Over at From Here To Obscurity, Hayden Childs, esteemed contributor to the recent anthology Lost in the Grooves: Scram's Capricious Guide to the Music You Missed, has some very kind things to say about my new book on Neutral Milk Hotel:
What a beautiful dream
That could flash on the screen
In a blink of an eye and be gone from me
Soft and sweet
Let me hold it close and keep it here with me
If you're like me, you love Neutral Milk Hotel's In The Aeroplane Over The Sea with a passion that few other albums achieve, and you have been looking forward to the 33 1/3 book for as long as you've known about it. Well, ok, there's probably only 1000 or so people in the country who fall into that category, but MAN, what a great album and what a great book about it.
Kim Cooper (the editrix of Lost In The Grooves, Bubblegum Music Is The Naked Truth, and Scram Magazine) gets to the heart of the story about this album. As NMH fans know, Jeff Mangum produced only one prior NMH album, On Avery Island (released in 1996), which was pretty much created without a band, then brought in a group that became the NMH that we all knew and loved. NMH put out the amazing In The Aeroplane Over The Sea in 1998, went on a short tour to support the album, then more or less disappeared. I remember when they came to Chapel Hill on that tour, but I didn't go see them because I thought I'd have plenty of options to see them again. I was wrong.

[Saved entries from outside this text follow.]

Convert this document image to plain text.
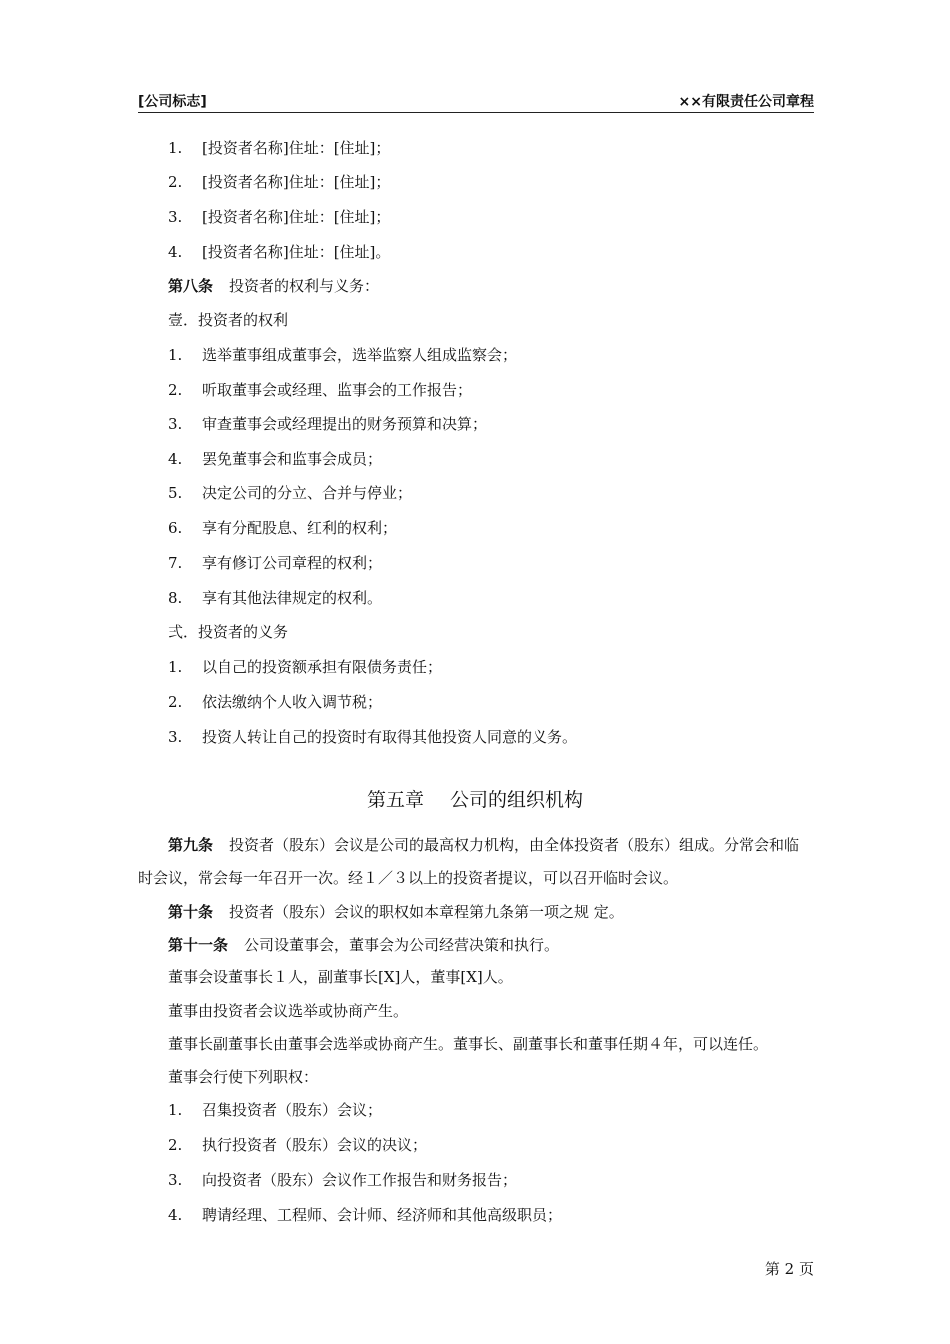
[公司标志]	××有限责任公司章程
1. [投资者名称]住址：[住址]；
2. [投资者名称]住址：[住址]；
3. [投资者名称]住址：[住址]；
4. [投资者名称]住址：[住址]。
第八条 投资者的权利与义务：
壹．投资者的权利
1. 选举董事组成董事会，选举监察人组成监察会；
2. 听取董事会或经理、监事会的工作报告；
3. 审查董事会或经理提出的财务预算和决算；
4. 罢免董事会和监事会成员；
5. 决定公司的分立、合并与停业；
6. 享有分配股息、红利的权利；
7. 享有修订公司章程的权利；
8. 享有其他法律规定的权利。
弍．投资者的义务
1. 以自己的投资额承担有限债务责任；
2. 依法缴纳个人收入调节税；
3. 投资人转让自己的投资时有取得其他投资人同意的义务。
第五章 公司的组织机构
第九条 投资者（股东）会议是公司的最高权力机构，由全体投资者（股东）组成。分常会和临时会议，常会每一年召开一次。经１／３以上的投资者提议，可以召开临时会议。
第十条 投资者（股东）会议的职权如本章程第九条第一项之规 定。
第十一条 公司设董事会，董事会为公司经营决策和执行。
董事会设董事长１人，副董事长[X]人，董事[X]人。
董事由投资者会议选举或协商产生。
董事长副董事长由董事会选举或协商产生。董事长、副董事长和董事任期４年，可以连任。
董事会行使下列职权：
1. 召集投资者（股东）会议；
2. 执行投资者（股东）会议的决议；
3. 向投资者（股东）会议作工作报告和财务报告；
4. 聘请经理、工程师、会计师、经济师和其他高级职员；
第 2 页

Cooper spent some time with Jeff Mangum while researching the book, and it shows, despite his unwillingness to be directly quoted, in her insight into his elusive genius. She also spoke with the other major members and friends of the band, who provided her with the in-stories that show exactly how this band bottled the lightning in 1998. Cooper's depth of research and sympathy for her subject are wonderful to read.
I pitched Richard and Linda Thompson's Shoot Out The Lights to 33 1/3, and I can say with confidence that this is exactly the sort of book I'd attempt to write about that album if the editors give me the go-ahead. Some of the other 33 1/3 books have been too much about the ego of the author; Cooper disappears into her narrative, and her book is infinitely better for it.